Film Review: Wonder Woman


What happens when American pilot Steve Trevor (Chris Pine) crash lands near the land of the Amazons and meets daughter of Zeus, Princess Diana (Gal Gadot)? After Trevor explains that the world is at war, Diana decides it’s time to leave the island of Themyscira against the wishes of her mother, Queen Hippolyta, and become the new hero Wonder Woman.

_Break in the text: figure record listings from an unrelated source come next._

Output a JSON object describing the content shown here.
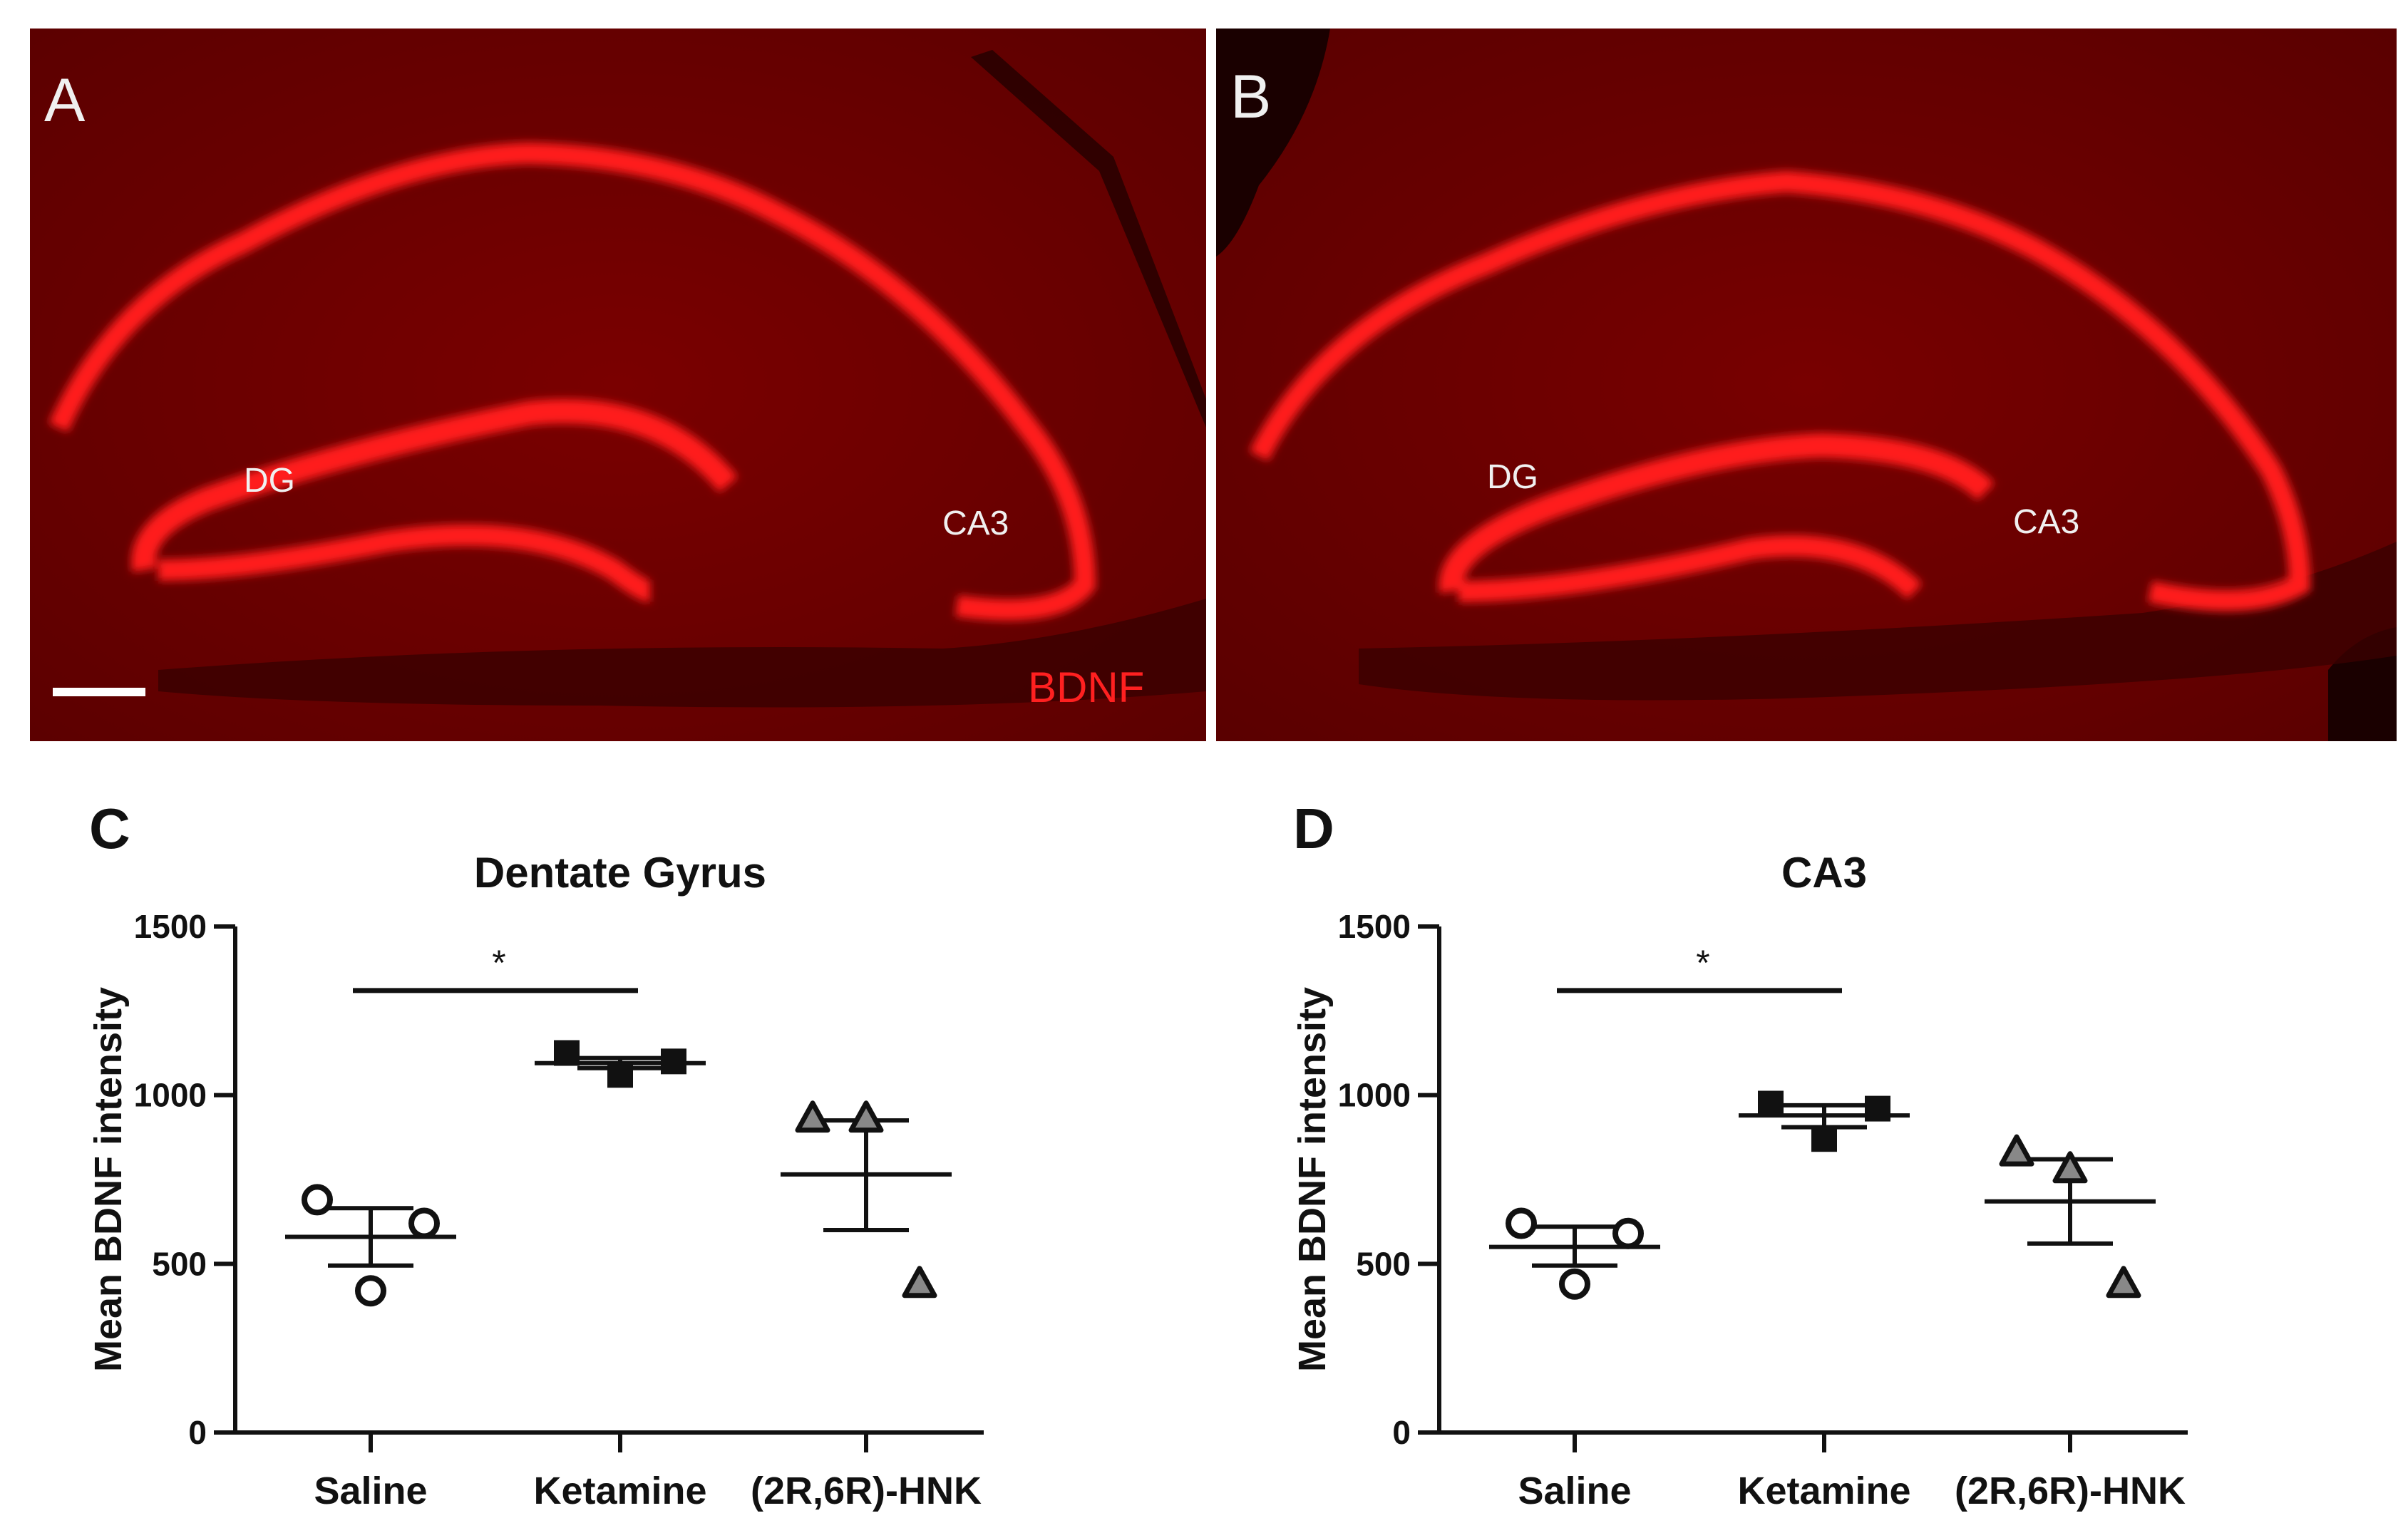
{
  "images": {
    "panel_a": {
      "letter": "A",
      "labels": [
        "DG",
        "CA3"
      ],
      "stain": "BDNF"
    },
    "panel_b": {
      "letter": "B",
      "labels": [
        "DG",
        "CA3"
      ]
    }
  },
  "colors": {
    "tissue_bg": "#6a0000",
    "stain": "#ff1a1a",
    "label_text": "#f0f0f0"
  },
  "chart_data": [
    {
      "letter": "C",
      "type": "scatter",
      "title": "Dentate Gyrus",
      "ylabel": "Mean BDNF intensity",
      "xlabel": "",
      "categories": [
        "Saline",
        "Ketamine",
        "(2R,6R)-HNK"
      ],
      "ylim": [
        0,
        1500
      ],
      "yticks": [
        0,
        500,
        1000,
        1500
      ],
      "series": [
        {
          "marker": "open-circle",
          "points": [
            690,
            420,
            620
          ],
          "mean": 580,
          "sem": [
            495,
            665
          ]
        },
        {
          "marker": "filled-square",
          "points": [
            1125,
            1060,
            1100
          ],
          "mean": 1095,
          "sem": [
            1080,
            1110
          ]
        },
        {
          "marker": "gray-triangle",
          "points": [
            930,
            930,
            440
          ],
          "mean": 765,
          "sem": [
            600,
            925
          ]
        }
      ],
      "significance": {
        "from": 0,
        "to": 1,
        "y": 1310,
        "label": "*"
      }
    },
    {
      "letter": "D",
      "type": "scatter",
      "title": "CA3",
      "ylabel": "Mean BDNF intensity",
      "xlabel": "",
      "categories": [
        "Saline",
        "Ketamine",
        "(2R,6R)-HNK"
      ],
      "ylim": [
        0,
        1500
      ],
      "yticks": [
        0,
        500,
        1000,
        1500
      ],
      "series": [
        {
          "marker": "open-circle",
          "points": [
            620,
            440,
            590
          ],
          "mean": 550,
          "sem": [
            495,
            610
          ]
        },
        {
          "marker": "filled-square",
          "points": [
            975,
            870,
            960
          ],
          "mean": 940,
          "sem": [
            905,
            970
          ]
        },
        {
          "marker": "gray-triangle",
          "points": [
            830,
            780,
            440
          ],
          "mean": 685,
          "sem": [
            560,
            810
          ]
        }
      ],
      "significance": {
        "from": 0,
        "to": 1,
        "y": 1310,
        "label": "*"
      }
    }
  ]
}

The film Wonder Woman gets the job done in so many ways. This movie is a delightful departure from the dark themes and angst ridden sub-plots of the other DC universe movies. From the land of the Amazons to a Europe at war, the pacing is near perfect. Also, the movie delivers a excellent version of the origin story and isn’t afraid to take some risks with the Wonder Woman mythology that also succeed on many levels. Speaking of mythology, in last 30 or so years, Wonder Woman scribes have mined her Greek Mythology origins and focused on the problems of the old Gods and the world of men and this movie carries on that tradition while adding some new much-needed textures to the DC cinematic universe.

Photo credit: Atlas Films

Director Patty Jenkins takes a script by Allan Heinberg, based on a story by Zack Snyder, Jason Fuchs, and Geoff Johns, and creates some real movie magic. Jenkins’ Wonder Woman eschews cheesecake pin-up shots for battle action which Gadot delivers.

The film has been kicking around in development hell since 1996 with everybody from Sandra Bullock to Lucy Lawless slated to play the character, but perhaps it was truly worth the wait since this product reaches a very high level of quality that has been rewarded by fans and critics alike.

The character Wonder Woman has always been a bit problematic in my opinion because of some of the sexists themes various authors (mostly male) injected into her story and costuming over the years. Considering the way comic book artists tend to sexualize their female characters, Wonder Woman always stood out as the primary offender of that particular trope. This movie puts much of that skepticism to rest in the best way possible. I questioned the World War One setting when I first heard of it, but it actually works and not only does it work, but it works very well. Gal Gadot was not my first choice of casting either, but I have to admit she did an admirable job. There was no question she stole the show in “Batman V. Superman: Dawn of Justice” and she builds on that charisma and screen presence virtually guaranteeing that she will be a permanent fixture in the DC Movie Universe. Oh, and we should also recognize side-kick Chris Pine’s performance which displayed considerable chemistry.

Of course, the movie has generated a bit of controversy with some “women only screenings” that agitated the idiotic “men’s rights” movement and to that I say, “Good.” Wonder Woman has managed to step out of the big screen and expose the haters for the backwards thinking fools these protesters are. That’s how you change the world.


Overall, I give the film an solid A.